Creadon and O’Malley’s debt expos? “I.O.U.S.A.” premieres in a 350-theatre HD simulcast Aug. 21

Director Patrick Creadon and producer Christine O’Malley present their sobering expos? on the U.S. national debt, “I.O.U.S.A.” in an unprecedented HD satellite broadcast to 350-plus theatres nationwide Aug. 21, including 21 Chicago-area screens, followed by a broadcast of a post-screening discussion.

“To my knowledge this event is the first time this sort of thing was tried with a traditional documentary film,” Creadon said.

Creadon and O’Malley are former Chicagoans whose debut crossword doc, “Wordplay,” was picked up by IFO for $10 in the first sale of the 2006 Sundance Film Festival.

A discussion at a theatre in Omaha will be broadcast to participating theatres, featuring Pete Peterson of sponsoring org, the Peterson Foundation, the film’s subject Dave Walker, as well as Warren Buffet, the heads of the AARP and the libertarian Cato Institute. Panelists will answer questions submitted in advance to the film’s website.

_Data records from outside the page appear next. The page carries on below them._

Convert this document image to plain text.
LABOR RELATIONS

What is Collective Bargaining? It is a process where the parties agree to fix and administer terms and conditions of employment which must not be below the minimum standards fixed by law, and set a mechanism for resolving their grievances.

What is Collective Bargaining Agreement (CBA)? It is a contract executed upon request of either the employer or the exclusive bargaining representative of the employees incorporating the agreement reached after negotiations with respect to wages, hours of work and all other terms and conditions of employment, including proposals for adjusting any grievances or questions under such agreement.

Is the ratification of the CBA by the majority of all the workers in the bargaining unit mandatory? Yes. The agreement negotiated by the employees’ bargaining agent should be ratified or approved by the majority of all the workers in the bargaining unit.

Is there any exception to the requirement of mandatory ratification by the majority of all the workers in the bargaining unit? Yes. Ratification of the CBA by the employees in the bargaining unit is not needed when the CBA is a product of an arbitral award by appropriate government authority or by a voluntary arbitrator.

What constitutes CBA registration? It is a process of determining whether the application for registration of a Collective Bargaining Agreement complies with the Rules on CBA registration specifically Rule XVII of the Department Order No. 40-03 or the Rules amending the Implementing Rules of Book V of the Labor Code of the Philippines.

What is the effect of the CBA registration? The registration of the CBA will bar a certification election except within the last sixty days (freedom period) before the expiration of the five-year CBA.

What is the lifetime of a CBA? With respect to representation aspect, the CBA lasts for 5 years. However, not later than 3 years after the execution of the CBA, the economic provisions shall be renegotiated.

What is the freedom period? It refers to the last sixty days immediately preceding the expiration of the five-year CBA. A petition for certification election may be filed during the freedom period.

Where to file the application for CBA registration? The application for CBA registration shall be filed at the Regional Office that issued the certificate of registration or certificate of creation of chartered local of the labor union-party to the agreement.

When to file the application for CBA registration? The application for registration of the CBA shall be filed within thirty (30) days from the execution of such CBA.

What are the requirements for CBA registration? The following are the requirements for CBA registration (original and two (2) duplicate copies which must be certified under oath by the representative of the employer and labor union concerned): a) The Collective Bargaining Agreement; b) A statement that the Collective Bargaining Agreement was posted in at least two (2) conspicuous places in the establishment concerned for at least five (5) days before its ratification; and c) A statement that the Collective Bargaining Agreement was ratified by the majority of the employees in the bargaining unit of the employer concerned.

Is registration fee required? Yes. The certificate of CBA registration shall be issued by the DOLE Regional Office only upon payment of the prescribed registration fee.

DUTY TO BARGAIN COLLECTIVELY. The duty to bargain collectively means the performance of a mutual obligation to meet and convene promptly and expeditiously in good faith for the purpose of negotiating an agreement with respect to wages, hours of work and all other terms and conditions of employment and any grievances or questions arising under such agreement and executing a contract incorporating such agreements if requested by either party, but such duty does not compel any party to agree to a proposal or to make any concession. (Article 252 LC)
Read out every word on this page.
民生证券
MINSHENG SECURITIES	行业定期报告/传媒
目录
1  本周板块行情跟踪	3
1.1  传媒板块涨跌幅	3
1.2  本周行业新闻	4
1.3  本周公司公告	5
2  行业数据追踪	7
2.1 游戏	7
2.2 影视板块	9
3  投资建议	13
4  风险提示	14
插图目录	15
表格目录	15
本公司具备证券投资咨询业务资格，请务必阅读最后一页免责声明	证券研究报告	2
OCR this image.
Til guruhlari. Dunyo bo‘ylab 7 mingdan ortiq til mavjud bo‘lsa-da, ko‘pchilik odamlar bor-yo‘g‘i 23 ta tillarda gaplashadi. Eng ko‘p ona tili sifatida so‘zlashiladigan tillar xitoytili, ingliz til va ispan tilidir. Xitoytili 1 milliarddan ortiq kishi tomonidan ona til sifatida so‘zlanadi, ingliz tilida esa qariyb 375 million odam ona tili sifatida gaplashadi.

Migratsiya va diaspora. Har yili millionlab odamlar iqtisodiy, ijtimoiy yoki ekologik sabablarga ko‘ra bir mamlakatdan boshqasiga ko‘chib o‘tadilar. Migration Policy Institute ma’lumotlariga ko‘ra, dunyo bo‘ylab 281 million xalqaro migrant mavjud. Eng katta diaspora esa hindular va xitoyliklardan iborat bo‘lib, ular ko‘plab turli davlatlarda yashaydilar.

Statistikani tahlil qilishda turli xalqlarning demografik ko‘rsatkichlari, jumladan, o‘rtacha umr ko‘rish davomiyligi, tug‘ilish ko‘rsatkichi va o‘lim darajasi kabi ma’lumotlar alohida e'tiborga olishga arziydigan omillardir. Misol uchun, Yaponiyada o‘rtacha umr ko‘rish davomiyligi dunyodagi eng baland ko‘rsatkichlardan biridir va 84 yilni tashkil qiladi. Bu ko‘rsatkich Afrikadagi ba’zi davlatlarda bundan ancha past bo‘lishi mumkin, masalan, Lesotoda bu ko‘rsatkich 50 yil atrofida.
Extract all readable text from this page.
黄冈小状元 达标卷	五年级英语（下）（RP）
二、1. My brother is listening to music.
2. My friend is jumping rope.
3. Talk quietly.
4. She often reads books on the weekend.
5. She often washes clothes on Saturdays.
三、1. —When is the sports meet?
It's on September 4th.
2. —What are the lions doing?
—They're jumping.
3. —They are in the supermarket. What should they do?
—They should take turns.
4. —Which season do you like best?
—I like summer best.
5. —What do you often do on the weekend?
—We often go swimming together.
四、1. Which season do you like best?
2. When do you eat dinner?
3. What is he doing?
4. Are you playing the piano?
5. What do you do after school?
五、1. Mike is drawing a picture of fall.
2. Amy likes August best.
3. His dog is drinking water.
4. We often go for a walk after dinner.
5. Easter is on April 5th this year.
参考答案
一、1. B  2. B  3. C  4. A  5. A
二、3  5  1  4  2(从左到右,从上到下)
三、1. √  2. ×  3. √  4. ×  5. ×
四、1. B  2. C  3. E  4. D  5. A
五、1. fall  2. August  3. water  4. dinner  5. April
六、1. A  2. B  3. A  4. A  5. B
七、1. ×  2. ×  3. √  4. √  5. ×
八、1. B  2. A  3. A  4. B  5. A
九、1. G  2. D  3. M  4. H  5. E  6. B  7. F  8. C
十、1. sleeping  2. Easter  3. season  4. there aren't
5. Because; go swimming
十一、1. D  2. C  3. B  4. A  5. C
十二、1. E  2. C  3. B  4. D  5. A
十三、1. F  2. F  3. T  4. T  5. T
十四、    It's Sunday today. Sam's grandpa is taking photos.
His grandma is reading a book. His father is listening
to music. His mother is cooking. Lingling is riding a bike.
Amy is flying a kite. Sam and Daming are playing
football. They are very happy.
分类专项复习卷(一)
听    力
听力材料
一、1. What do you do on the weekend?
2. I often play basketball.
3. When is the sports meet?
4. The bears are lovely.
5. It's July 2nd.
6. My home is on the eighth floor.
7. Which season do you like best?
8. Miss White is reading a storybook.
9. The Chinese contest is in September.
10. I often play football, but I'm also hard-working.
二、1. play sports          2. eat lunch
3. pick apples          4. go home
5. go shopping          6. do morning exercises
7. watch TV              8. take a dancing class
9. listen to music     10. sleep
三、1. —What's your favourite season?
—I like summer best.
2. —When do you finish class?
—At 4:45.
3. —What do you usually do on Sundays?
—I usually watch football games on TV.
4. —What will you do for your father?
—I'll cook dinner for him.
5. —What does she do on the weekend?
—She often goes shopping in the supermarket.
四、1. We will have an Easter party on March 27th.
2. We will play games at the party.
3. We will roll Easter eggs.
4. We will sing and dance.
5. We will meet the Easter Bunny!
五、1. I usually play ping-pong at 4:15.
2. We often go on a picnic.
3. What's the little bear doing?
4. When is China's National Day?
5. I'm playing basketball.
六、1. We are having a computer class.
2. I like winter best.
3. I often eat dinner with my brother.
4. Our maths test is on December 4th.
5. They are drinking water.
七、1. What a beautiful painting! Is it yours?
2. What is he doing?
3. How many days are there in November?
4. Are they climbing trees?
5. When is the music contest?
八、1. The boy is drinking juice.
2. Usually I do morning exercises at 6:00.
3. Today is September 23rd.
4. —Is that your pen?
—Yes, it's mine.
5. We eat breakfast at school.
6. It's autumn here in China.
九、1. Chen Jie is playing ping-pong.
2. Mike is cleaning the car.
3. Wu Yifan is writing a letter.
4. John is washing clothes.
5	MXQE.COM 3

“I.O.U.S.A.” follows former U.S. comptroller general Walker and Robert Bixby, executive director of the advocacy group the Concord Coalition, on their Fiscal Wake-Up Tour to raise awareness of the $9.5 trillion debt and its potentially disastrous impact on the shaky national economy.

The documentary, like Walker and the Concord Coalition, insists that the national debt must be reigned in through some combination of tax increases and spending reductions, but takes no position on how much of each or where those savings can best be found. “I.O.U.S.A.” is rigorously nonpartisan, with a perfectly even mix of Democrat and Republican treasury secretaries, senators, and billionaire tycoons.